Binary Tree Maximum Path Sum

A path in a binary tree is a sequence of nodes where each pair of adjacent nodes in the sequence has an edge connecting them. A node can only appear in the sequence at most once. Note that the path does not need to pass through the root.

The path sum of a path is the sum of the node's values in the path.

Given the root of a binary tree, return the maximum path sum of any non-empty path.

Example 1:

Input: root = [1,2,3] Output: 6 Explanation: The optimal path is 2 -> 1 -> 3 with a path sum of 2 + 1 + 3 = 6.

Example 2:

Input: root = [-10,9,20,null,null,15,7] Output: 42 Explanation: The optimal path is 15 -> 20 -> 7 with a path sum of 15 + 20 + 7 = 42.

Constraints:

The number of nodes in the tree is in the range [1, 3 * 10^4]. -1000 <= Node.val <= 1000

Maximum Path Sum in a Binary Tree

This problem asks us to find the maximum path sum in a binary tree, where a path is a sequence of nodes with adjacent nodes connected by an edge. A node can appear at most once in the path, and the path doesn't need to go through the root.

1. Naive Approach (Brute Force)

A brute-force approach would involve exploring all possible paths in the tree and calculating their sums, then returning the maximum sum found. This would be highly inefficient due to the exponential number of possible paths.

2. Optimal Approach (Recursion with Max Sum Tracking)

A more efficient approach uses recursion. For each node, we consider two possibilities:

1. The node is part of the maximum path that passes through it.
2. The node is not part of such a path.

We can calculate the maximum path sum passing through a node as the sum of the node's value and the maximum path sums from its left and right children (but only if these sums are positive, because we want to maximize the sum). We also need to keep track of the global maximum path sum found so far.

Here's the algorithm:

1. Initialize max_sum to negative infinity.
2. Define a recursive helper function max_path_sum_helper(node):
   • Base case: If node is None, return 0.
   • Recursively calculate left_sum and right_sum from the left and right children.
   • Calculate max_single: the maximum path sum including the current node and at most one of its children: max(node.val + left_sum, node.val + right_sum, node.val)
   • Calculate max_top: the maximum path sum including the current node and both of its children: node.val + left_sum + right_sum
   • Update max_sum with the maximum of max_sum, max_single, and max_top.
   • Return max_single (because the parent can only use one branch).
3. Call max_path_sum_helper(root).
4. Return max_sum.

class TreeNode:
    def __init__(self, val=0, left=None, right=None):
        self.val = val
        self.left = left
        self.right = right

def maxPathSum(root: TreeNode) -> int:
    max_sum = float('-inf')

    def max_path_sum_helper(node: TreeNode) -> int:
        nonlocal max_sum
        if not node:
            return 0

        left_sum = max(max_path_sum_helper(node.left), 0)
        right_sum = max(max_path_sum_helper(node.right), 0)

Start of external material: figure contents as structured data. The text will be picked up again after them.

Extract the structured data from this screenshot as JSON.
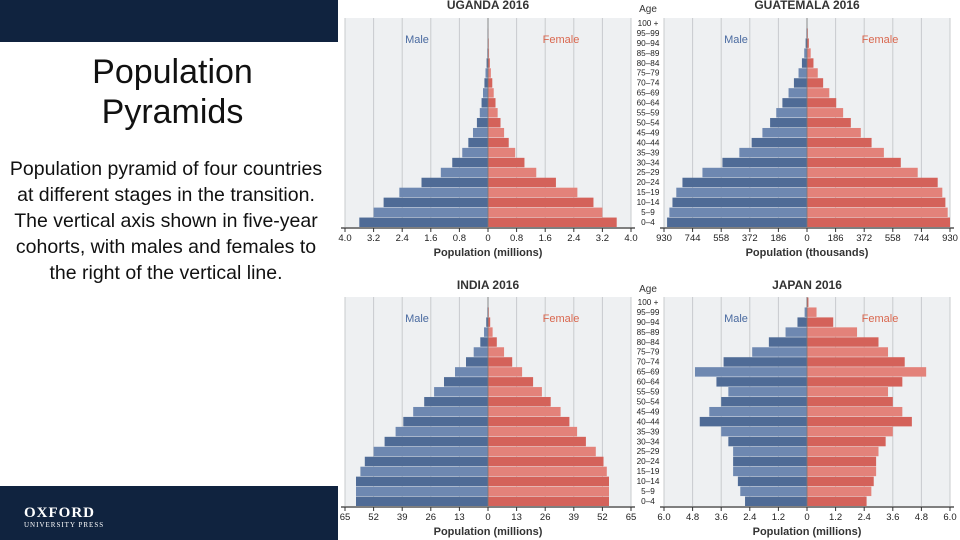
{
  "slide": {
    "title_line1": "Population",
    "title_line2": "Pyramids",
    "description": "Population pyramid of four countries at different stages in the transition. The vertical axis shown in five-year cohorts, with males and females to the right of the vertical line.",
    "logo_main": "OXFORD",
    "logo_sub": "UNIVERSITY PRESS"
  },
  "colors": {
    "navy": "#10233f",
    "male_label": "#4a6aa0",
    "female_label": "#d9674f",
    "male_bar_dark": "#4f6b96",
    "male_bar_light": "#6e88b1",
    "female_bar_dark": "#d4625a",
    "female_bar_light": "#e3827a",
    "panel_bg": "#eef0f2",
    "grid": "#c8cbce"
  },
  "age_label_header": "Age",
  "age_groups": [
    "100 +",
    "95–99",
    "90–94",
    "85–89",
    "80–84",
    "75–79",
    "70–74",
    "65–69",
    "60–64",
    "55–59",
    "50–54",
    "45–49",
    "40–44",
    "35–39",
    "30–34",
    "25–29",
    "20–24",
    "15–19",
    "10–14",
    "5–9",
    "0–4"
  ],
  "legend": {
    "male": "Male",
    "female": "Female"
  },
  "chart_data": [
    {
      "type": "bar",
      "title": "UGANDA 2016",
      "xlabel": "Population (millions)",
      "xticks": [
        "4.0",
        "3.2",
        "2.4",
        "1.6",
        "0.8",
        "0",
        "0.8",
        "1.6",
        "2.4",
        "3.2",
        "4.0"
      ],
      "xlim": [
        -4.0,
        4.0
      ],
      "categories": [
        "100 +",
        "95–99",
        "90–94",
        "85–89",
        "80–84",
        "75–79",
        "70–74",
        "65–69",
        "60–64",
        "55–59",
        "50–54",
        "45–49",
        "40–44",
        "35–39",
        "30–34",
        "25–29",
        "20–24",
        "15–19",
        "10–14",
        "5–9",
        "0–4"
      ],
      "series": [
        {
          "name": "Male",
          "values": [
            0.0,
            0.01,
            0.01,
            0.02,
            0.04,
            0.07,
            0.1,
            0.14,
            0.18,
            0.23,
            0.31,
            0.42,
            0.55,
            0.72,
            1.0,
            1.32,
            1.86,
            2.48,
            2.92,
            3.2,
            3.6
          ]
        },
        {
          "name": "Female",
          "values": [
            0.0,
            0.01,
            0.02,
            0.03,
            0.05,
            0.08,
            0.12,
            0.16,
            0.21,
            0.27,
            0.35,
            0.45,
            0.58,
            0.76,
            1.02,
            1.35,
            1.9,
            2.5,
            2.95,
            3.2,
            3.6
          ]
        }
      ]
    },
    {
      "type": "bar",
      "title": "GUATEMALA 2016",
      "xlabel": "Population (thousands)",
      "xticks": [
        "930",
        "744",
        "558",
        "372",
        "186",
        "0",
        "186",
        "372",
        "558",
        "744",
        "930"
      ],
      "xlim": [
        -930,
        930
      ],
      "categories": [
        "100 +",
        "95–99",
        "90–94",
        "85–89",
        "80–84",
        "75–79",
        "70–74",
        "65–69",
        "60–64",
        "55–59",
        "50–54",
        "45–49",
        "40–44",
        "35–39",
        "30–34",
        "25–29",
        "20–24",
        "15–19",
        "10–14",
        "5–9",
        "0–4"
      ],
      "series": [
        {
          "name": "Male",
          "values": [
            0,
            4,
            9,
            18,
            33,
            55,
            85,
            120,
            160,
            200,
            240,
            290,
            360,
            440,
            550,
            680,
            810,
            850,
            875,
            895,
            910
          ]
        },
        {
          "name": "Female",
          "values": [
            0,
            6,
            12,
            24,
            42,
            70,
            105,
            145,
            190,
            235,
            285,
            350,
            420,
            500,
            610,
            720,
            850,
            880,
            900,
            915,
            930
          ]
        }
      ]
    },
    {
      "type": "bar",
      "title": "INDIA 2016",
      "xlabel": "Population (millions)",
      "xticks": [
        "65",
        "52",
        "39",
        "26",
        "13",
        "0",
        "13",
        "26",
        "39",
        "52",
        "65"
      ],
      "xlim": [
        -65,
        65
      ],
      "categories": [
        "100 +",
        "95–99",
        "90–94",
        "85–89",
        "80–84",
        "75–79",
        "70–74",
        "65–69",
        "60–64",
        "55–59",
        "50–54",
        "45–49",
        "40–44",
        "35–39",
        "30–34",
        "25–29",
        "20–24",
        "15–19",
        "10–14",
        "5–9",
        "0–4"
      ],
      "series": [
        {
          "name": "Male",
          "values": [
            0,
            0.3,
            0.8,
            1.8,
            3.5,
            6.5,
            10,
            15,
            20,
            24.5,
            29,
            34,
            38.5,
            42,
            47,
            52,
            56,
            58,
            60,
            60,
            60
          ]
        },
        {
          "name": "Female",
          "values": [
            0,
            0.4,
            1.0,
            2.1,
            4.0,
            7.3,
            11,
            15.5,
            20.5,
            24.5,
            28.5,
            33,
            37,
            40.5,
            44.5,
            49,
            52.5,
            54,
            55,
            55,
            55
          ]
        }
      ]
    },
    {
      "type": "bar",
      "title": "JAPAN 2016",
      "xlabel": "Population (millions)",
      "xticks": [
        "6.0",
        "4.8",
        "3.6",
        "2.4",
        "1.2",
        "0",
        "1.2",
        "2.4",
        "3.6",
        "4.8",
        "6.0"
      ],
      "xlim": [
        -6.0,
        6.0
      ],
      "categories": [
        "100 +",
        "95–99",
        "90–94",
        "85–89",
        "80–84",
        "75–79",
        "70–74",
        "65–69",
        "60–64",
        "55–59",
        "50–54",
        "45–49",
        "40–44",
        "35–39",
        "30–34",
        "25–29",
        "20–24",
        "15–19",
        "10–14",
        "5–9",
        "0–4"
      ],
      "series": [
        {
          "name": "Male",
          "values": [
            0.01,
            0.1,
            0.4,
            0.9,
            1.6,
            2.3,
            3.5,
            4.7,
            3.8,
            3.3,
            3.6,
            4.1,
            4.5,
            3.6,
            3.3,
            3.1,
            3.1,
            3.1,
            2.9,
            2.8,
            2.6
          ]
        },
        {
          "name": "Female",
          "values": [
            0.06,
            0.4,
            1.1,
            2.1,
            3.0,
            3.4,
            4.1,
            5.0,
            4.0,
            3.4,
            3.6,
            4.0,
            4.4,
            3.6,
            3.3,
            3.0,
            2.9,
            2.9,
            2.8,
            2.7,
            2.5
          ]
        }
      ]
    }
  ]
}
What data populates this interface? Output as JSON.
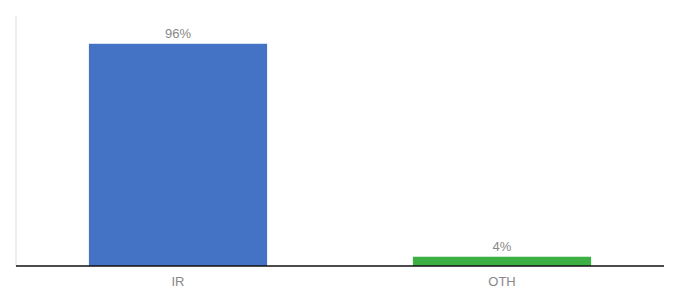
{
  "chart_data": {
    "type": "bar",
    "categories": [
      "IR",
      "OTH"
    ],
    "values": [
      96,
      4
    ],
    "value_labels": [
      "96%",
      "4%"
    ],
    "colors": [
      "#4472c4",
      "#3cb043"
    ],
    "ylim": [
      0,
      108
    ],
    "data_labels": true,
    "tick_labels": "x",
    "grid": false
  }
}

        max_single = max(node.val + left_sum, node.val + right_sum, node.val)
        max_top = node.val + left_sum + right_sum

        max_sum = max(max_sum, max_single, max_top)

        return max_single

    max_path_sum_helper(root)
    return max_sum


# Example Usage (Example 1)
root1 = TreeNode(1)
root1.left = TreeNode(2)
root1.right = TreeNode(3)
print(f"Max path sum for Example 1: {maxPathSum(root1)}")  # Output: 6

# Example Usage (Example 2)
root2 = TreeNode(-10)
root2.left = TreeNode(9)
root2.right = TreeNode(20)
root2.right.left = TreeNode(15)
root2.right.right = TreeNode(7)
print(f"Max path sum for Example 2: {maxPathSum(root2)}")  # Output: 42

# Example with a single node
root3 = TreeNode(-3)
print(f"Max path sum for single node: {maxPathSum(root3)}") #Output: -3

3. Big(O) Time Complexity Analysis

The time complexity is O(N), where N is the number of nodes in the binary tree. The max_path_sum_helper function visits each node exactly once.

4. Big(O) Space Complexity Analysis

The space complexity is O(H), where H is the height of the binary tree, due to the recursive call stack. In the worst-case scenario (skewed tree), H = N, making the space complexity O(N). In the best-case scenario (balanced tree), H = log(N), making the space complexity O(log(N)).

5. Edge Cases and Handling

1. Empty Tree: If the input tree is empty (root is None), the algorithm should return 0. (Handled implicitly as the helper function returns 0.)
2. All Negative Values: The algorithm correctly handles cases where all node values are negative. The max function ensures that even negative values are considered, and the global max_sum is updated accordingly.
3. Single Node Tree: If the tree contains only one node, the algorithm returns the value of that node.
4. Large Tree: The code is able to handle a tree of size 3 * 10^4 as it only goes through each node one time, and it uses constant extra space outside of the recursion.